Самым огорчительным для меня был не людской суд. Меня убивала бесперспективность всей затеи в принципе: до конца жизни играть на чужом языке в чужой эстетике чуждого театра. Как я ни гнал от себя все эти мысли, они не давали мне покоя ни днем ни ночью. На каком-нибудь двадцатом — тридцатом спектакле «Чайки», когда я уже весьма свободно произносил монологи Тригорина, обращенные к Нине, или вымаливал, требовал у Аркадиной дать мне свободу, отпустить меня, когда я уже почти не думал о словах, о правильности произношения и прочем, когда создавалась иллюзия, что я такой же актер, как и остальные участники «Чайки», когда я почти получал удовольствие от пребывания на сцене, стоило мне только, отыграв сцену, спуститься в гримерную и зайти в буфет, я вновь становился немым и беспомощным пожилым эмигрантом, который не знает, как спросить у костюмерши про забытый галстук или подтяжки.

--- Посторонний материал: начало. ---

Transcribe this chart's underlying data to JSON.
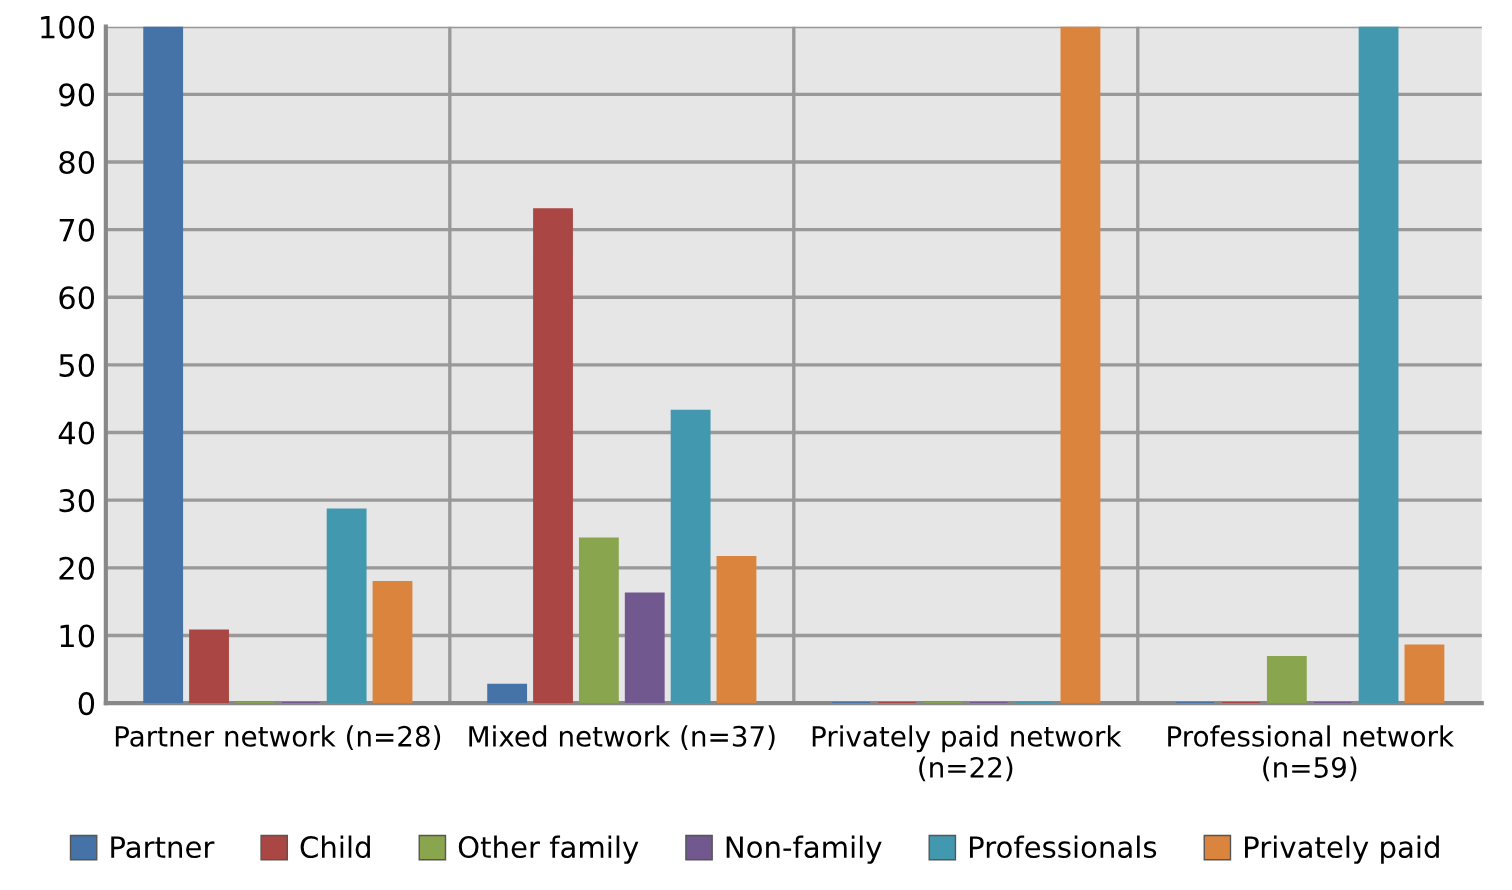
{
  "chart_data": {
    "type": "bar",
    "categories": [
      "Partner network (n=28)",
      "Mixed network (n=37)",
      "Privately paid network\n(n=22)",
      "Professional network\n(n=59)"
    ],
    "series": [
      {
        "name": "Partner",
        "color": "#4572a7",
        "values": [
          100,
          2.7,
          0,
          0
        ]
      },
      {
        "name": "Child",
        "color": "#aa4643",
        "values": [
          10.7,
          73,
          0,
          0
        ]
      },
      {
        "name": "Other family",
        "color": "#89a54e",
        "values": [
          0,
          24.3,
          0,
          6.8
        ]
      },
      {
        "name": "Non-family",
        "color": "#71588f",
        "values": [
          0,
          16.2,
          0,
          0
        ]
      },
      {
        "name": "Professionals",
        "color": "#4198af",
        "values": [
          28.6,
          43.2,
          0,
          100
        ]
      },
      {
        "name": "Privately paid",
        "color": "#db843d",
        "values": [
          17.9,
          21.6,
          100,
          8.5
        ]
      }
    ],
    "ylim": [
      0,
      100
    ],
    "yticks": [
      0,
      10,
      20,
      30,
      40,
      50,
      60,
      70,
      80,
      90,
      100
    ],
    "grid": true,
    "legend": "bottom"
  }
}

Мне вспомнилось, что Сергей Юрский, вернувшийся из Парижа, где он с успехом принимал участие в спектакле на французском языке, на мой вопрос завистливого москвича, слегка подумав, ответил так:
— На сцене все было недурно, но за кулисами пошутить не с кем.
— Позволь, а как же тонкий французский юмор?
— Он, может, и тонкий, — ответил Сергей, — но французский.
О том, чтобы шутить на иврите, и речи еще не шло. Тогда я еще не задумывался о пресловутом менталитете. Какое там… Понять бы, что от меня хочет сосед по гримерной или когда завтра выезд на спектакль в какой-нибудь Арад, чтобы не опоздать на явку. Я мог говорить только фразами из роли. Я даже боялся использовать уже известные мне по роли отдельные слова, вырывать их из текста. Вынешь кирпич, думал я, все здание рухнет. А сколько душевных мук, когда смотришь их спектакли! Мало того, что ничегошеньки не понимаешь, так даже подремать всласть не удается, в голове только одна маниакальная мысль: я даже так никогда не смогу! Никогда. Вот и спектакль посредственный, и актеры — не гении, и вообще — Нахичевань, а мне даже и так не дано сыграть. Эти темпы и легкость здесь не про меня.
А уж если спектакль был вдруг хороший, вроде «Гамлета», поставленного Риной Ерушальми на малой сцене, то я впадал в настоящую депрессию от сознания своей полной ничтожности и непригодности в новых, невыносимых для меня обстоятельствах. И снова, и снова: «За что?», «Кто виноват?», «Что делать?», «Как это могло случиться со мной?!» — как затертая пластинка, как неутихающая боль в затылке. «Как будто душу подгрызает мышь», и ни водка «Абсолют» или поступающая регулярно в банк зарплата, ни чудное море и жизнь в пентхаузе, ни даже счастливый вид улыбающегося маленького Мишки — хотя бы на короткое время, на час-другой, не более, не могли меня отвлечь от жутких постоянных мыслей, от этой умственной жвачки одного и того же, что крутилось у меня в подсознании, что, видать, было написано у меня на лице и раздражало моих близких. Что я с собой наделал? Когда это все началось? Когда я в 88-м году остался один и вновь женился и родился малыш? Когда испугался России? Когда молчал телефон? Когда? И так по кругу, по кругу, по кругу, пока не забудешься тяжелым спасительным сном, а едва проснешься, откроешь глаза, сразу мысль: «Боже! Ну зачем я проснулся? Неужели опять все сначала?! Бедный, бедный, бедный Иов…» И хотелось бежать. Сбежать в мое прошлое и скрыться там навсегда.
И я сбегал туда: забрасывал все эти бесполезные занятия ивритом, не подходил к телефону, не включал телевизор, вызверялся на всех окружающих, отгораживался от них, даже от маленького сына, не обращал на него никакого внимания, гнал его от себя, забирался в комнату, брал белые листы бумаги и смывался ото всех, а главное, от себя теперешнего в еще недавнее счастливое прошлое. В обозримую даль.